Я понял, чем были недовольны дамы (причем все — одним и тем же). Они ставили миссис Фонштейн в вину, что она заносилась, была больно гордая. Чуть не все они были уязвлены. Она предпочла им общество миссис Хамет, старой актрисы с восковым лицом туберкулезницы. Больно гордой Сорелла была также и с Билли — швырнуть в него смертоносное досье могла только женщина высшего толка, женщина умная и утонченная. Царственная, властная и оттого одинокая. Вот какой вывод я сделал из показаний старых сплетников, которых обзвонил из моих троекратно изолированных филадельфийских владений.
Мы с Фонштейнами были предназначены друг для друга. Они тем не менее не хотели навязывать мне свое общество. Сочли, что я выше их по положению, вращаюсь в изысканных филадельфийских кругах и не нуждаюсь в их дружбе. Не думаю, чтобы моей покойной жене Дейрдре пришлась по вкусу Сорелла: и пенсне, и надменность, и склад ума, и проблемы с габаритами — она бы, к примеру, с трудом втиснулась в хепплуайтовское кресло в нашей столовой — все обернулось бы против нее.
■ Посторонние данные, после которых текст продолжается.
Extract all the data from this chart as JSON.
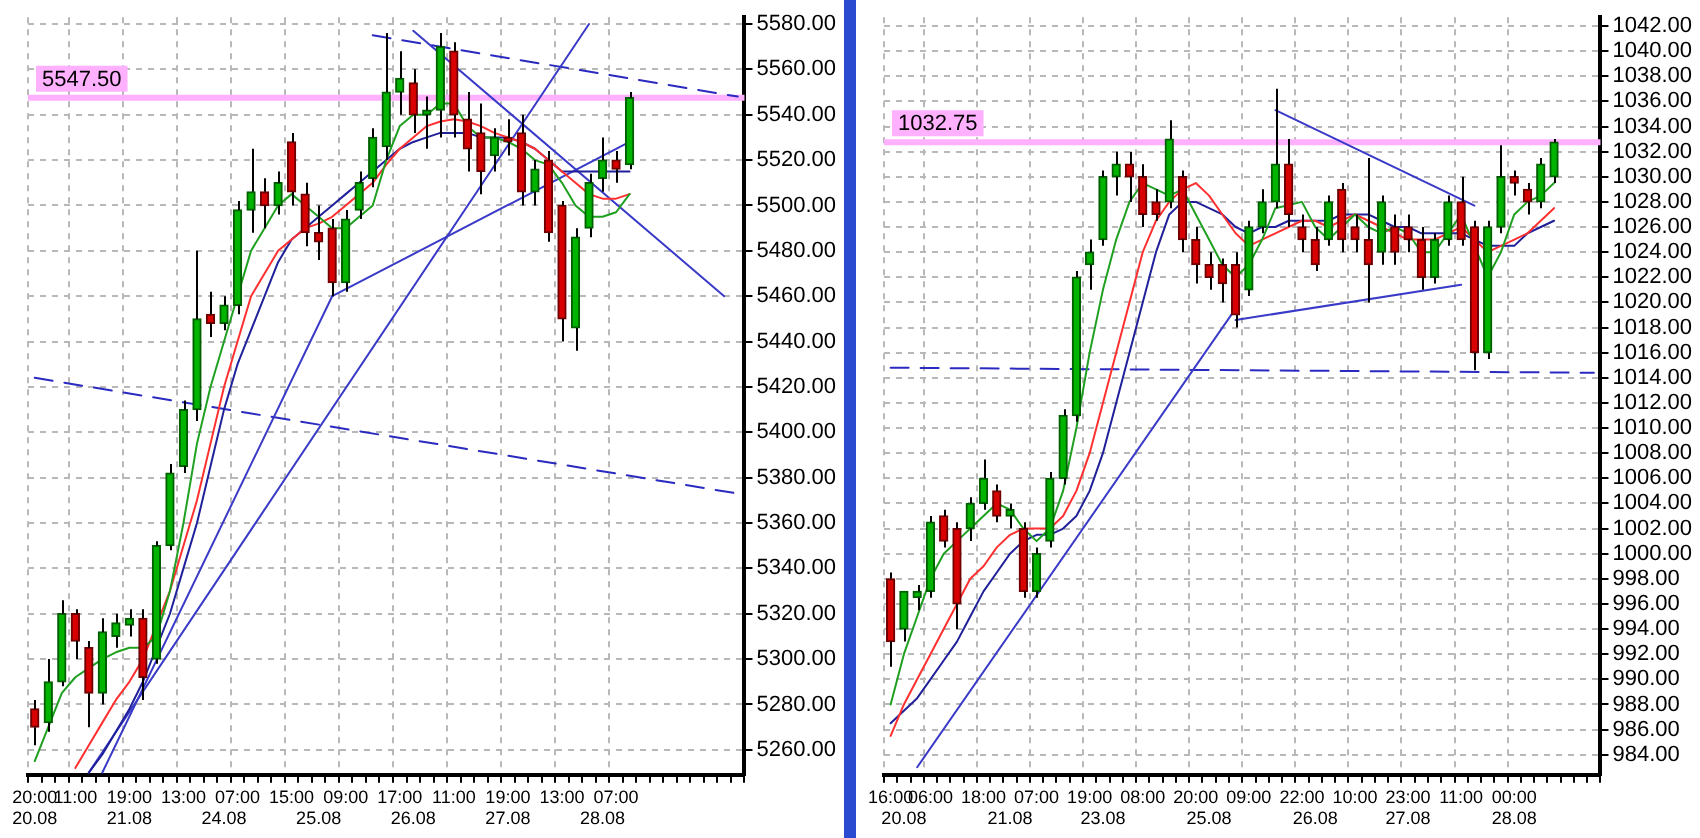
{
  "chart_data": [
    {
      "type": "candlestick",
      "categories": [
        "20:00\n20.08",
        null,
        null,
        "11:00",
        null,
        null,
        null,
        "19:00\n21.08",
        null,
        null,
        null,
        "13:00",
        null,
        null,
        "\n24.08",
        "07:00",
        null,
        null,
        null,
        "15:00",
        null,
        "\n25.08",
        null,
        "09:00",
        null,
        null,
        null,
        "17:00",
        "\n26.08",
        null,
        null,
        "11:00",
        null,
        null,
        null,
        "19:00\n27.08",
        null,
        null,
        null,
        "13:00",
        null,
        null,
        "\n28.08",
        "07:00",
        null,
        null,
        null,
        null,
        null,
        null,
        null,
        null,
        null
      ],
      "ohlc": [
        [
          5278,
          5282,
          5262,
          5270
        ],
        [
          5272,
          5300,
          5268,
          5290
        ],
        [
          5290,
          5326,
          5288,
          5320
        ],
        [
          5320,
          5322,
          5300,
          5308
        ],
        [
          5305,
          5308,
          5270,
          5285
        ],
        [
          5285,
          5318,
          5280,
          5312
        ],
        [
          5310,
          5320,
          5305,
          5316
        ],
        [
          5315,
          5322,
          5310,
          5318
        ],
        [
          5318,
          5322,
          5282,
          5292
        ],
        [
          5300,
          5352,
          5298,
          5350
        ],
        [
          5350,
          5386,
          5348,
          5382
        ],
        [
          5385,
          5414,
          5382,
          5410
        ],
        [
          5410,
          5480,
          5405,
          5450
        ],
        [
          5452,
          5462,
          5442,
          5448
        ],
        [
          5448,
          5460,
          5445,
          5456
        ],
        [
          5456,
          5502,
          5452,
          5498
        ],
        [
          5498,
          5525,
          5488,
          5506
        ],
        [
          5506,
          5512,
          5490,
          5500
        ],
        [
          5500,
          5515,
          5496,
          5510
        ],
        [
          5528,
          5532,
          5500,
          5506
        ],
        [
          5505,
          5510,
          5482,
          5488
        ],
        [
          5488,
          5500,
          5476,
          5484
        ],
        [
          5490,
          5494,
          5460,
          5466
        ],
        [
          5466,
          5498,
          5462,
          5494
        ],
        [
          5498,
          5515,
          5494,
          5510
        ],
        [
          5512,
          5534,
          5508,
          5530
        ],
        [
          5526,
          5576,
          5520,
          5550
        ],
        [
          5550,
          5568,
          5540,
          5556
        ],
        [
          5554,
          5560,
          5532,
          5540
        ],
        [
          5540,
          5548,
          5525,
          5542
        ],
        [
          5542,
          5576,
          5530,
          5570
        ],
        [
          5568,
          5572,
          5530,
          5540
        ],
        [
          5538,
          5550,
          5515,
          5525
        ],
        [
          5532,
          5545,
          5505,
          5515
        ],
        [
          5522,
          5534,
          5515,
          5530
        ],
        [
          5530,
          5538,
          5522,
          5528
        ],
        [
          5532,
          5540,
          5500,
          5506
        ],
        [
          5506,
          5520,
          5500,
          5516
        ],
        [
          5520,
          5524,
          5484,
          5488
        ],
        [
          5500,
          5502,
          5440,
          5450
        ],
        [
          5446,
          5490,
          5436,
          5486
        ],
        [
          5490,
          5514,
          5486,
          5510
        ],
        [
          5512,
          5530,
          5506,
          5520
        ],
        [
          5520,
          5524,
          5510,
          5516
        ],
        [
          5518,
          5550,
          5516,
          5547.5
        ],
        null,
        null,
        null,
        null,
        null,
        null,
        null,
        null
      ],
      "series": [
        {
          "type": "line",
          "color": "#20a020",
          "values": [
            5255,
            5270,
            5285,
            5292,
            5296,
            5300,
            5303,
            5305,
            5305,
            5310,
            5330,
            5360,
            5395,
            5420,
            5440,
            5460,
            5480,
            5490,
            5500,
            5505,
            5500,
            5495,
            5490,
            5490,
            5495,
            5500,
            5520,
            5535,
            5540,
            5540,
            5545,
            5545,
            5535,
            5530,
            5530,
            5528,
            5525,
            5520,
            5518,
            5510,
            5500,
            5495,
            5495,
            5497,
            5505,
            null,
            null,
            null,
            null,
            null,
            null,
            null,
            null
          ]
        },
        {
          "type": "line",
          "color": "#ff3030",
          "values": [
            null,
            null,
            null,
            5252,
            5262,
            5272,
            5282,
            5290,
            5300,
            null,
            5330,
            5350,
            5370,
            5395,
            5420,
            5440,
            5460,
            5470,
            5480,
            5485,
            5490,
            5492,
            5495,
            5500,
            5505,
            5510,
            5518,
            5525,
            5530,
            5535,
            5537,
            5538,
            5537,
            5535,
            5532,
            5530,
            5528,
            5525,
            5520,
            5515,
            5510,
            5505,
            5503,
            5503,
            5505,
            null,
            null,
            null,
            null,
            null,
            null,
            null,
            null
          ]
        },
        {
          "type": "line",
          "color": "#20209a",
          "values": [
            null,
            null,
            null,
            null,
            5250,
            5258,
            5268,
            5278,
            5290,
            5305,
            5320,
            5340,
            5360,
            5385,
            5410,
            5430,
            5445,
            5460,
            5475,
            5485,
            5490,
            5495,
            5500,
            5505,
            5510,
            5515,
            5520,
            5525,
            5528,
            5530,
            5532,
            5532,
            5532,
            5530,
            5530,
            5530,
            5528,
            5525,
            5520,
            5515,
            5515,
            5515,
            5515,
            5515,
            5515,
            null,
            null,
            null,
            null,
            null,
            null,
            null,
            null
          ]
        },
        {
          "type": "line",
          "color": "#3a3ac8",
          "values": [
            null,
            null,
            null,
            null,
            5250,
            null,
            null,
            null,
            null,
            null,
            null,
            null,
            null,
            null,
            null,
            null,
            null,
            null,
            null,
            null,
            null,
            null,
            null,
            null,
            null,
            null,
            null,
            null,
            null,
            null,
            null,
            null,
            null,
            null,
            null,
            null,
            null,
            null,
            null,
            null,
            null,
            5580,
            null,
            null,
            null,
            null,
            null,
            null,
            null,
            null,
            null,
            null,
            null
          ]
        },
        {
          "type": "line",
          "color": "#3a3ac8",
          "values": [
            null,
            null,
            null,
            null,
            null,
            5250,
            null,
            null,
            null,
            null,
            null,
            null,
            null,
            null,
            null,
            null,
            null,
            null,
            null,
            null,
            null,
            null,
            5460,
            null,
            null,
            null,
            null,
            null,
            null,
            null,
            null,
            null,
            null,
            null,
            null,
            null,
            null,
            null,
            null,
            null,
            null,
            null,
            null,
            null,
            null,
            null,
            null,
            null,
            null,
            null,
            null,
            null,
            null
          ]
        },
        {
          "type": "line",
          "color": "#3a3ac8",
          "values": [
            null,
            null,
            null,
            null,
            null,
            null,
            null,
            null,
            null,
            null,
            null,
            null,
            null,
            null,
            null,
            null,
            null,
            null,
            null,
            null,
            null,
            null,
            5460,
            null,
            null,
            null,
            null,
            null,
            null,
            null,
            null,
            null,
            null,
            null,
            null,
            null,
            null,
            null,
            null,
            null,
            null,
            null,
            null,
            null,
            5528,
            null,
            null,
            null,
            null,
            null,
            null,
            null,
            null
          ]
        },
        {
          "type": "line",
          "color": "#3a3ac8",
          "values": [
            null,
            null,
            null,
            null,
            null,
            null,
            null,
            null,
            null,
            null,
            null,
            null,
            null,
            null,
            null,
            null,
            null,
            null,
            null,
            null,
            null,
            null,
            null,
            null,
            null,
            null,
            null,
            null,
            5577,
            null,
            null,
            null,
            null,
            null,
            null,
            null,
            null,
            null,
            null,
            null,
            null,
            null,
            null,
            null,
            null,
            null,
            null,
            null,
            null,
            null,
            null,
            5460,
            null
          ]
        },
        {
          "type": "line",
          "color": "#2a2ac0",
          "line_style": "dashed",
          "values": [
            null,
            null,
            null,
            null,
            null,
            null,
            null,
            null,
            null,
            null,
            null,
            null,
            null,
            null,
            null,
            null,
            null,
            null,
            null,
            null,
            null,
            null,
            null,
            null,
            null,
            5575,
            null,
            null,
            null,
            null,
            null,
            null,
            null,
            null,
            null,
            null,
            null,
            null,
            null,
            null,
            null,
            null,
            null,
            null,
            null,
            null,
            null,
            null,
            null,
            null,
            null,
            null,
            5548
          ]
        },
        {
          "type": "line",
          "color": "#2a2ac0",
          "line_style": "dashed",
          "values": [
            5424,
            null,
            null,
            null,
            null,
            null,
            null,
            null,
            null,
            null,
            null,
            null,
            null,
            null,
            null,
            null,
            null,
            null,
            null,
            null,
            null,
            null,
            null,
            null,
            null,
            null,
            null,
            null,
            null,
            null,
            null,
            null,
            null,
            null,
            null,
            null,
            null,
            null,
            null,
            null,
            null,
            null,
            null,
            null,
            null,
            null,
            null,
            null,
            null,
            null,
            null,
            null,
            5373
          ]
        }
      ],
      "ylim": [
        5249,
        5583
      ],
      "yticks": [
        {
          "value": 5260,
          "label": "5260.00"
        },
        {
          "value": 5280,
          "label": "5280.00"
        },
        {
          "value": 5300,
          "label": "5300.00"
        },
        {
          "value": 5320,
          "label": "5320.00"
        },
        {
          "value": 5340,
          "label": "5340.00"
        },
        {
          "value": 5360,
          "label": "5360.00"
        },
        {
          "value": 5380,
          "label": "5380.00"
        },
        {
          "value": 5400,
          "label": "5400.00"
        },
        {
          "value": 5420,
          "label": "5420.00"
        },
        {
          "value": 5440,
          "label": "5440.00"
        },
        {
          "value": 5460,
          "label": "5460.00"
        },
        {
          "value": 5480,
          "label": "5480.00"
        },
        {
          "value": 5500,
          "label": "5500.00"
        },
        {
          "value": 5520,
          "label": "5520.00"
        },
        {
          "value": 5540,
          "label": "5540.00"
        },
        {
          "value": 5560,
          "label": "5560.00"
        },
        {
          "value": 5580,
          "label": "5580.00"
        }
      ],
      "ref_lines": [
        {
          "axis": "y",
          "value": 5547.5,
          "label": "5547.50",
          "color": "#ffb0ff"
        }
      ],
      "grid": true,
      "legend": false,
      "marker": "none"
    },
    {
      "type": "candlestick",
      "categories": [
        "16:00",
        "\n20.08",
        null,
        "06:00",
        null,
        null,
        null,
        "18:00",
        null,
        "\n21.08",
        null,
        "07:00",
        null,
        null,
        null,
        "19:00",
        "\n23.08",
        null,
        null,
        "08:00",
        null,
        null,
        null,
        "20:00",
        "\n25.08",
        null,
        null,
        "09:00",
        null,
        null,
        null,
        "22:00",
        "\n26.08",
        null,
        null,
        "10:00",
        null,
        null,
        null,
        "23:00\n27.08",
        null,
        null,
        null,
        "11:00",
        null,
        null,
        null,
        "00:00\n28.08",
        null,
        null,
        null,
        null,
        null,
        null
      ],
      "ohlc": [
        [
          998,
          998.5,
          991,
          993
        ],
        [
          994,
          997,
          993,
          997
        ],
        [
          996.5,
          997.5,
          995.5,
          997
        ],
        [
          997,
          1003,
          996.5,
          1002.5
        ],
        [
          1003,
          1003.5,
          1000.5,
          1001
        ],
        [
          1002,
          1002.5,
          994,
          996
        ],
        [
          1002,
          1004.5,
          1001,
          1004
        ],
        [
          1004,
          1007.5,
          1003.5,
          1006
        ],
        [
          1005,
          1005.5,
          1002.5,
          1003
        ],
        [
          1003,
          1004,
          1002,
          1003.5
        ],
        [
          1002,
          1002.5,
          996.5,
          997
        ],
        [
          997,
          1000.5,
          996.5,
          1000
        ],
        [
          1001,
          1006.5,
          1000.5,
          1006
        ],
        [
          1006,
          1011.5,
          1005.5,
          1011
        ],
        [
          1011,
          1022.5,
          1010.5,
          1022
        ],
        [
          1023,
          1025,
          1021,
          1024
        ],
        [
          1025,
          1030.5,
          1024.5,
          1030
        ],
        [
          1030,
          1032,
          1028.5,
          1031
        ],
        [
          1031,
          1032,
          1028,
          1030
        ],
        [
          1030,
          1031,
          1026,
          1027
        ],
        [
          1028,
          1029,
          1026.5,
          1027
        ],
        [
          1028,
          1034.5,
          1027.5,
          1033
        ],
        [
          1030,
          1030.5,
          1024,
          1025
        ],
        [
          1025,
          1026,
          1021.5,
          1023
        ],
        [
          1023,
          1024,
          1021,
          1022
        ],
        [
          1023,
          1023.5,
          1020,
          1021.5
        ],
        [
          1023,
          1024,
          1018,
          1019
        ],
        [
          1021,
          1026.5,
          1020.5,
          1026
        ],
        [
          1026,
          1029,
          1025.5,
          1028
        ],
        [
          1028,
          1037,
          1027.5,
          1031
        ],
        [
          1031,
          1033,
          1026,
          1027
        ],
        [
          1026,
          1027,
          1024,
          1025
        ],
        [
          1025,
          1026,
          1022.5,
          1023
        ],
        [
          1025,
          1028.5,
          1024.5,
          1028
        ],
        [
          1029,
          1029.5,
          1024,
          1025
        ],
        [
          1026,
          1027,
          1024,
          1025
        ],
        [
          1025,
          1031.5,
          1020,
          1023
        ],
        [
          1024,
          1028.5,
          1023,
          1028
        ],
        [
          1026,
          1027,
          1023,
          1024
        ],
        [
          1026,
          1027,
          1024,
          1025
        ],
        [
          1025,
          1026,
          1021,
          1022
        ],
        [
          1022,
          1025.5,
          1021.5,
          1025
        ],
        [
          1025,
          1028.5,
          1024.5,
          1028
        ],
        [
          1028,
          1030,
          1024.5,
          1025
        ],
        [
          1026,
          1026.5,
          1014.6,
          1016
        ],
        [
          1016,
          1026.5,
          1015.5,
          1026
        ],
        [
          1026,
          1032.5,
          1025.5,
          1030
        ],
        [
          1030,
          1030.5,
          1028.5,
          1029.5
        ],
        [
          1029,
          1029.5,
          1027,
          1028
        ],
        [
          1028,
          1031.5,
          1027.5,
          1031
        ],
        [
          1030,
          1033,
          1029.5,
          1032.75
        ],
        null,
        null,
        null
      ],
      "series": [
        {
          "type": "line",
          "color": "#20a020",
          "values": [
            988,
            992,
            995,
            998,
            1000,
            1001,
            1002,
            1003,
            1004,
            1003.5,
            1002,
            1001,
            1002,
            1005,
            1010,
            1016,
            1021,
            1025,
            1028,
            1029.5,
            1029,
            1028.5,
            1029,
            1027,
            1025,
            1023,
            1022,
            1023,
            1025,
            1027.5,
            null,
            1028,
            1026,
            1025,
            1026,
            1027,
            1026,
            1025.5,
            1026,
            1025.5,
            1024,
            1024,
            1025.5,
            1027,
            null,
            1022,
            1024,
            1027,
            1028,
            1028.5,
            1029.5,
            null,
            null,
            null
          ]
        },
        {
          "type": "line",
          "color": "#ff3030",
          "values": [
            985.5,
            988,
            990,
            992,
            994,
            996,
            998,
            999,
            1000.5,
            1001.5,
            1002,
            1002,
            1002,
            1003,
            1005,
            1008,
            1012,
            1016,
            1020,
            1024,
            1026.5,
            1028,
            1029,
            1029.5,
            1028.5,
            1027,
            1025.5,
            1024.5,
            1025,
            1025.5,
            1026,
            1026.5,
            1026.5,
            1026,
            1026.5,
            1027,
            1026.5,
            1026,
            1025.5,
            1025,
            1025,
            1025,
            1025.5,
            1026,
            1025,
            1024,
            1024.5,
            1025,
            1025.5,
            1026.5,
            1027.5,
            null,
            null,
            null
          ]
        },
        {
          "type": "line",
          "color": "#20209a",
          "values": [
            986.5,
            987.5,
            988.5,
            990,
            991.5,
            993,
            995,
            997,
            998.5,
            1000,
            1001,
            1001.5,
            1001.5,
            1002,
            1003,
            1005,
            1008,
            1012,
            1016,
            1020,
            1024,
            1027,
            1028,
            1028,
            1027.5,
            1027,
            1026,
            1025.5,
            1026,
            1026,
            1026.5,
            1026.5,
            1026.5,
            1026.5,
            1027,
            1027,
            1027,
            1026.5,
            1026,
            1026,
            1025.5,
            1025.5,
            1025.5,
            1025.5,
            1025,
            1024.5,
            1024.5,
            1024.5,
            1025.5,
            1026,
            1026.5,
            null,
            null,
            null
          ]
        },
        {
          "type": "line",
          "color": "#3a3ac8",
          "values": [
            null,
            null,
            983,
            null,
            null,
            null,
            null,
            null,
            null,
            null,
            null,
            null,
            null,
            null,
            null,
            null,
            null,
            null,
            null,
            null,
            null,
            null,
            null,
            null,
            null,
            null,
            1019.5,
            null,
            null,
            null,
            null,
            null,
            null,
            null,
            null,
            null,
            null,
            null,
            null,
            null,
            null,
            null,
            null,
            null,
            null,
            null,
            null,
            null,
            null,
            null,
            null,
            null,
            null,
            null
          ]
        },
        {
          "type": "line",
          "color": "#3a3ac8",
          "values": [
            null,
            null,
            null,
            null,
            null,
            null,
            null,
            null,
            null,
            null,
            null,
            null,
            null,
            null,
            null,
            null,
            null,
            null,
            null,
            null,
            null,
            null,
            null,
            null,
            null,
            null,
            1018.6,
            null,
            null,
            null,
            null,
            null,
            null,
            null,
            null,
            null,
            null,
            null,
            null,
            null,
            null,
            null,
            null,
            1021.4,
            null,
            null,
            null,
            null,
            null,
            null,
            null,
            null,
            null,
            null
          ]
        },
        {
          "type": "line",
          "color": "#3a3ac8",
          "values": [
            null,
            null,
            null,
            null,
            null,
            null,
            null,
            null,
            null,
            null,
            null,
            null,
            null,
            null,
            null,
            null,
            null,
            null,
            null,
            null,
            null,
            null,
            null,
            null,
            null,
            null,
            null,
            null,
            null,
            1035.3,
            null,
            null,
            null,
            null,
            null,
            null,
            null,
            null,
            null,
            null,
            null,
            null,
            null,
            null,
            1027.7,
            null,
            null,
            null,
            null,
            null,
            null,
            null,
            null,
            null
          ]
        },
        {
          "type": "line",
          "color": "#2a2ac0",
          "line_style": "dashed",
          "values": [
            1014.8,
            null,
            null,
            null,
            null,
            null,
            null,
            null,
            null,
            null,
            null,
            null,
            null,
            null,
            null,
            null,
            null,
            null,
            null,
            null,
            null,
            null,
            null,
            null,
            null,
            null,
            null,
            null,
            null,
            null,
            null,
            null,
            null,
            null,
            null,
            null,
            null,
            null,
            null,
            null,
            null,
            null,
            null,
            null,
            null,
            null,
            null,
            null,
            null,
            null,
            null,
            null,
            null,
            1014.4
          ]
        }
      ],
      "ylim": [
        982.4,
        1042.7
      ],
      "yticks": [
        {
          "value": 984,
          "label": "984.00"
        },
        {
          "value": 986,
          "label": "986.00"
        },
        {
          "value": 988,
          "label": "988.00"
        },
        {
          "value": 990,
          "label": "990.00"
        },
        {
          "value": 992,
          "label": "992.00"
        },
        {
          "value": 994,
          "label": "994.00"
        },
        {
          "value": 996,
          "label": "996.00"
        },
        {
          "value": 998,
          "label": "998.00"
        },
        {
          "value": 1000,
          "label": "1000.00"
        },
        {
          "value": 1002,
          "label": "1002.00"
        },
        {
          "value": 1004,
          "label": "1004.00"
        },
        {
          "value": 1006,
          "label": "1006.00"
        },
        {
          "value": 1008,
          "label": "1008.00"
        },
        {
          "value": 1010,
          "label": "1010.00"
        },
        {
          "value": 1012,
          "label": "1012.00"
        },
        {
          "value": 1014,
          "label": "1014.00"
        },
        {
          "value": 1016,
          "label": "1016.00"
        },
        {
          "value": 1018,
          "label": "1018.00"
        },
        {
          "value": 1020,
          "label": "1020.00"
        },
        {
          "value": 1022,
          "label": "1022.00"
        },
        {
          "value": 1024,
          "label": "1024.00"
        },
        {
          "value": 1026,
          "label": "1026.00"
        },
        {
          "value": 1028,
          "label": "1028.00"
        },
        {
          "value": 1030,
          "label": "1030.00"
        },
        {
          "value": 1032,
          "label": "1032.00"
        },
        {
          "value": 1034,
          "label": "1034.00"
        },
        {
          "value": 1036,
          "label": "1036.00"
        },
        {
          "value": 1038,
          "label": "1038.00"
        },
        {
          "value": 1040,
          "label": "1040.00"
        },
        {
          "value": 1042,
          "label": "1042.00"
        }
      ],
      "ref_lines": [
        {
          "axis": "y",
          "value": 1032.75,
          "label": "1032.75",
          "color": "#ffb0ff"
        }
      ],
      "grid": true,
      "legend": false,
      "marker": "none"
    }
  ]
}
С Фонштейном же Дейрдре чувствовала бы себя сравнительно легко. А я хоть и не поклонник ассимиляции, все же не любитель малоподходящих сочетаний — и вот вам результат: у меня двадцать комнат — и все пустуют.
Помню, как мы ехали с моим покойным отцом по западной Пенсильвании. Он все поражался — столько земли, и ни одного человека. Какие просторы! Долго молчал, смотрел на проносящийся пейзаж, застыв в характерном для путешественников трансе — точь-в-точь так же он застывал над шахматной доской, — потом сказал:
— Эх, сколько евреев здесь можно бы расселить! И всем бы хватило места.
Временами я ощущаю себя чем-то вроде лунки, тоскующей по выдернутому зубу.
Я набирал один номер за другим, а сам представлял себе свое воссоединение с Фонштейнами. Я мысленно поселил их в Сарасоте (штат Флорида) и рисовал себе, как в солнечные деньки мы гуляем по кварталам, куда переезжают на зиму цирки Ринглингов и Хагенбека, беседуя о делах давно минувших дней, «Царе Давиде», запропастившихся чемоданах Билли Роза, по-восточному невозмутимом Ногучи. В потрепанных оберточной бумаги конвертах отыскались цветные фотографии из Иерусалима, и среди них фотография Фонштейна и Сореллы на фоне Иудейской пустыни и Иезекиилевых горящих камней, еще (и по сей час) отдающих жаром, тех самых пылающих камней, меж которыми ступали херувимы. И посреди этой обители ярости двое моих современников — мужчина в деловом костюме и женщина в развевающемся белом платье, супружеская чета держится за руки, ее пухлую ладонь сжимают его пальцы изобретателя. Я невольно подумал, что у Сореллы не было биографии до тех пор, пока в ее жизнь не вошел Фонштейн. У него, Гарри, которого Гитлер решил убить, биография тоже была, лишь поелику Гитлер выбрал его в жертвы, поелику он бежал, был спасен Билли, добрался до Америки, усовершенствовал термостат. И вот они, запечатленные в цвете, а на заднем плане Иудейская пустыня — так, наверное, на Кони-Айленде былых времен супружеские пары фотографировались на фоне размалеванного задника или верхом на молодом месяце. Они приехали туристами на Святую землю — интересно, было ли это вехой в их биографии? Вспоминают ли они об этом путешествии или нет? Этот вопрос, который снова заставил меня заглянуть в себя, вместо ответа, чисто по-еврейски, повлек еще один вопрос: что там было такого, о чем стоило бы вспоминать?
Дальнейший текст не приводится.